Is it not possible for us to be Armenians unless we go back to Armenia? Is that what you’re saying (Armenian #1)
I’m saying my three sons are not even able to speak understandable Armenian. They neither read nor write. They do not like their names—Vartan, Dikran, Haig. They call one another Walt, Dick, Ike. Furthermore, they do not want their family name, either. It is too great a burden for them to carry. Karadenizian. My name. At Emerson School an imbecile teacher has changed Karadenizian to Gardner because her little dainty mouth couldn’t pronounce Karadenzian. And so now their name is Gardner. (Armenian #2).
Indeed, like the very best of America’s ethnic authors, Saroyan expresses all the feelings—the push and pull, the betwix and between, and the plain anger—that goes with being an immigrant. Nevertheless, in typical Saroyan fashion, he concludes the piece with a optimistic and resounding crescendo.

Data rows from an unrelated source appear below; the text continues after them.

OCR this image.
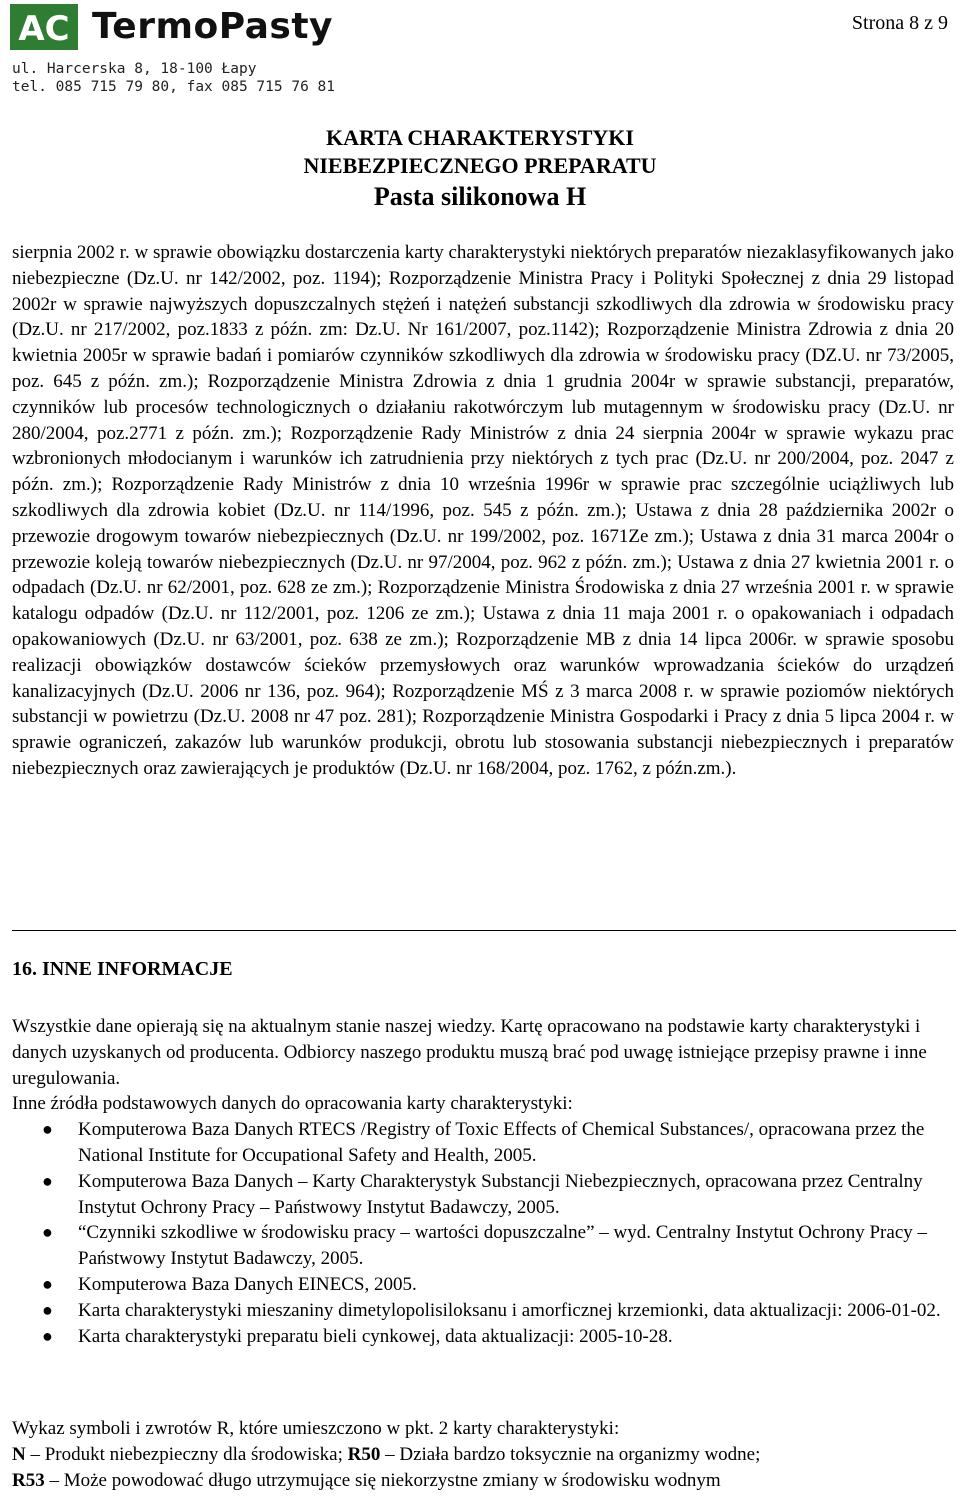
AC TermoPasty
ul. Harcerska 8, 18-100 Łapy
tel. 085 715 79 80, fax 085 715 76 81
Strona 8 z 9
KARTA CHARAKTERYSTYKI
NIEBEZPIECZNEGO PREPARATU
Pasta silikonowa H
sierpnia 2002 r. w sprawie obowiązku dostarczenia karty charakterystyki niektórych preparatów niezaklasyfikowanych jako niebezpieczne (Dz.U. nr 142/2002, poz. 1194); Rozporządzenie Ministra Pracy i Polityki Społecznej z dnia 29 listopad 2002r w sprawie najwyższych dopuszczalnych stężeń i natężeń substancji szkodliwych dla zdrowia w środowisku pracy (Dz.U. nr 217/2002, poz.1833 z późn. zm: Dz.U. Nr 161/2007, poz.1142); Rozporządzenie Ministra Zdrowia z dnia 20 kwietnia 2005r w sprawie badań i pomiarów czynników szkodliwych dla zdrowia w środowisku pracy (DZ.U. nr 73/2005, poz. 645 z późn. zm.); Rozporządzenie Ministra Zdrowia z dnia 1 grudnia 2004r w sprawie substancji, preparatów, czynników lub procesów technologicznych o działaniu rakotwórczym lub mutagennym w środowisku pracy (Dz.U. nr 280/2004, poz.2771 z późn. zm.); Rozporządzenie Rady Ministrów z dnia 24 sierpnia 2004r w sprawie wykazu prac wzbronionych młodocianym i warunków ich zatrudnienia przy niektórych z tych prac (Dz.U. nr 200/2004, poz. 2047 z późn. zm.); Rozporządzenie Rady Ministrów z dnia 10 września 1996r w sprawie prac szczególnie uciążliwych lub szkodliwych dla zdrowia kobiet (Dz.U. nr 114/1996, poz. 545 z późn. zm.); Ustawa z dnia 28 października 2002r o przewozie drogowym towarów niebezpiecznych (Dz.U. nr 199/2002, poz. 1671Ze zm.); Ustawa z dnia 31 marca 2004r o przewozie koleją towarów niebezpiecznych (Dz.U. nr 97/2004, poz. 962 z późn. zm.); Ustawa z dnia 27 kwietnia 2001 r. o odpadach (Dz.U. nr 62/2001, poz. 628 ze zm.); Rozporządzenie Ministra Środowiska z dnia 27 września 2001 r. w sprawie katalogu odpadów (Dz.U. nr 112/2001, poz. 1206 ze zm.); Ustawa z dnia 11 maja 2001 r. o opakowaniach i odpadach opakowaniowych (Dz.U. nr 63/2001, poz. 638 ze zm.); Rozporządzenie MB z dnia 14 lipca 2006r. w sprawie sposobu realizacji obowiązków dostawców ścieków przemysłowych oraz warunków wprowadzania ścieków do urządzeń kanalizacyjnych (Dz.U. 2006 nr 136, poz. 964); Rozporządzenie MŚ z 3 marca 2008 r. w sprawie poziomów niektórych substancji w powietrzu (Dz.U. 2008 nr 47 poz. 281); Rozporządzenie Ministra Gospodarki i Pracy z dnia 5 lipca 2004 r. w sprawie ograniczeń, zakazów lub warunków produkcji, obrotu lub stosowania substancji niebezpiecznych i preparatów niebezpiecznych oraz zawierających je produktów (Dz.U. nr 168/2004, poz. 1762, z późn.zm.).
16. INNE INFORMACJE

Wszystkie dane opierają się na aktualnym stanie naszej wiedzy. Kartę opracowano na podstawie karty charakterystyki i danych uzyskanych od producenta. Odbiorcy naszego produktu muszą brać pod uwagę istniejące przepisy prawne i inne uregulowania.

Inne źródła podstawowych danych do opracowania karty charakterystyki:

● Komputerowa Baza Danych RTECS /Registry of Toxic Effects of Chemical Substances/, opracowana przez the National Institute for Occupational Safety and Health, 2005.
● Komputerowa Baza Danych – Karty Charakterystyk Substancji Niebezpiecznych, opracowana przez Centralny Instytut Ochrony Pracy – Państwowy Instytut Badawczy, 2005.
● “Czynniki szkodliwe w środowisku pracy – wartości dopuszczalne” – wyd. Centralny Instytut Ochrony Pracy – Państwowy Instytut Badawczy, 2005.
● Komputerowa Baza Danych EINECS, 2005.
● Karta charakterystyki mieszaniny dimetylopolisiloksanu i amorficznej krzemionki, data aktualizacji: 2006-01-02.
● Karta charakterystyki preparatu bieli cynkowej, data aktualizacji: 2005-10-28.

Wykaz symboli i zwrotów R, które umieszczono w pkt. 2 karty charakterystyki:

N – Produkt niebezpieczny dla środowiska; R50 – Działa bardzo toksycznie na organizmy wodne;

R53 – Może powodować długo utrzymujące się niekorzystne zmiany w środowisku wodnym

Now and then I would see a member of my own family, or he would call out to me, and we would laugh at the sight of one another, my mother’s cousin Hovagim at backgammon, for instance, and me with eighteen papers to sell. Or her kid brother Aram. Or Aram’s uncle, Aram’s father’s kid brother, Garapet, whose great black moustache was now white, who, if we happened to be face to face , would say in his slow, clear speech, “Boy, Willie, why do you come to a place for useless old men? You cannot earn a nickel among these poor homeless souls—these bankrupt vineyardists, idle packing-house workers, dentists with no rotten teeth to fill, lawyers with no clients, editor with nothing new to put in their sad editorials…, every one of them a soldier without a rifle, without a country, without a real enemy even, excepting at last himself.”
…
But I couldn’t forget them, and I couldn’t forget what they couldn’t forget—Armenia, or in our own language Hayastan, the land of the Hais—a faraway highland place I had never seen. How could I forget a country like that just because I happened to have been born in a town like Fresno, in a place like California, in a nation like America? The old men were myself, whether I liked it or not. And whatever else Armenia might be, Armenia was also myself. At the age of twelve I wasn’t ready even to try to forget myself. I was too busy trying to find out who I was—an Armenian, a Saroyan, a newsboy, a witness, and all the rest of it.
Back in the street shouting the headline, wasn’t I actually shouting Armenia, and my own name?
Damned if I would forget. Damned if I could—ever.